O governo federal adiou a retirada do subsídio à gasolina, prevista para esta semana, após uma nova rodada de ataques militares americanos ao Irã elevar o preço do petróleo em mais de 5% na quarta-feira (8).
O ministro da Fazenda, Dario Durigan, anunciou nesta quinta-feira (9) que a decisão sobre a retirada parcial ou total do benefício de R$ 0,44 por litro será avaliada apenas na semana que vem.
Por que o governo recuou
Em entrevista à Rádio Gaúcha nesta manhã, Durigan deixou claro que a mudança de cenário alterou o cálculo. “Essa semana eu ia anunciar a retirada do subsídio da gasolina, vou analisar a retirada na próxima semana, porque o preço da gasolina já está com o impacto diferente do que eu estava prevendo”, afirmou.

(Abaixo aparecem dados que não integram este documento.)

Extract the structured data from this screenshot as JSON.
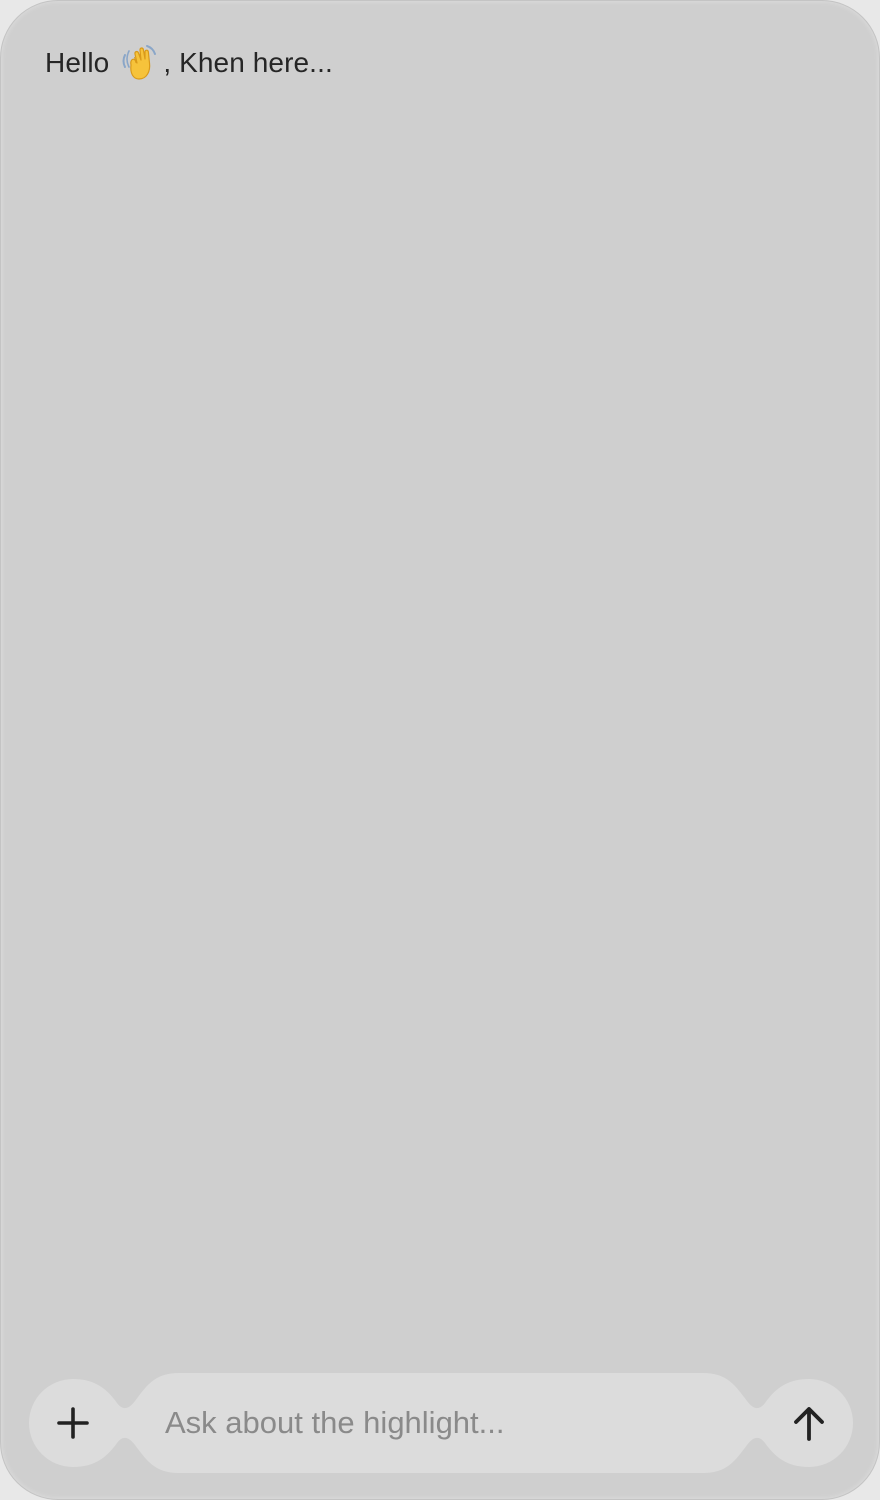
{
  "header": {
    "greeting_prefix": "Hello",
    "greeting_emoji": "waving-hand-icon",
    "greeting_suffix": ", Khen here..."
  },
  "composer": {
    "input_value": "",
    "input_placeholder": "Ask about the highlight...",
    "add_icon": "plus-icon",
    "send_icon": "arrow-up-icon"
  },
  "colors": {
    "window_background": "#cfcfcf",
    "composer_fill": "#dcdcdc",
    "text": "#262626",
    "placeholder": "#8a8a8a"
  }
}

O gatilho foi uma nova ofensiva das forças do Comando Central dos EUA (Centcom) contra o Irã na quarta-feira (8). A operação atingiu cerca de 90 alvos estratégicos ao longo da costa iraniana, incluindo sistemas de defesa aérea, locais de armazenamento de mísseis e drones e infraestrutura naval — tudo voltado a reduzir a capacidade do país de atacar embarcações comerciais no Estreito de Ormuz.
Os ataques desta quarta deram continuidade a uma ofensiva lançada na terça-feira (7), quando o Centcom bombardeou cerca de 80 alvos militares no Irã, incluindo mais de 60 embarcações do Corpo da Guarda da Revolução Islâmica.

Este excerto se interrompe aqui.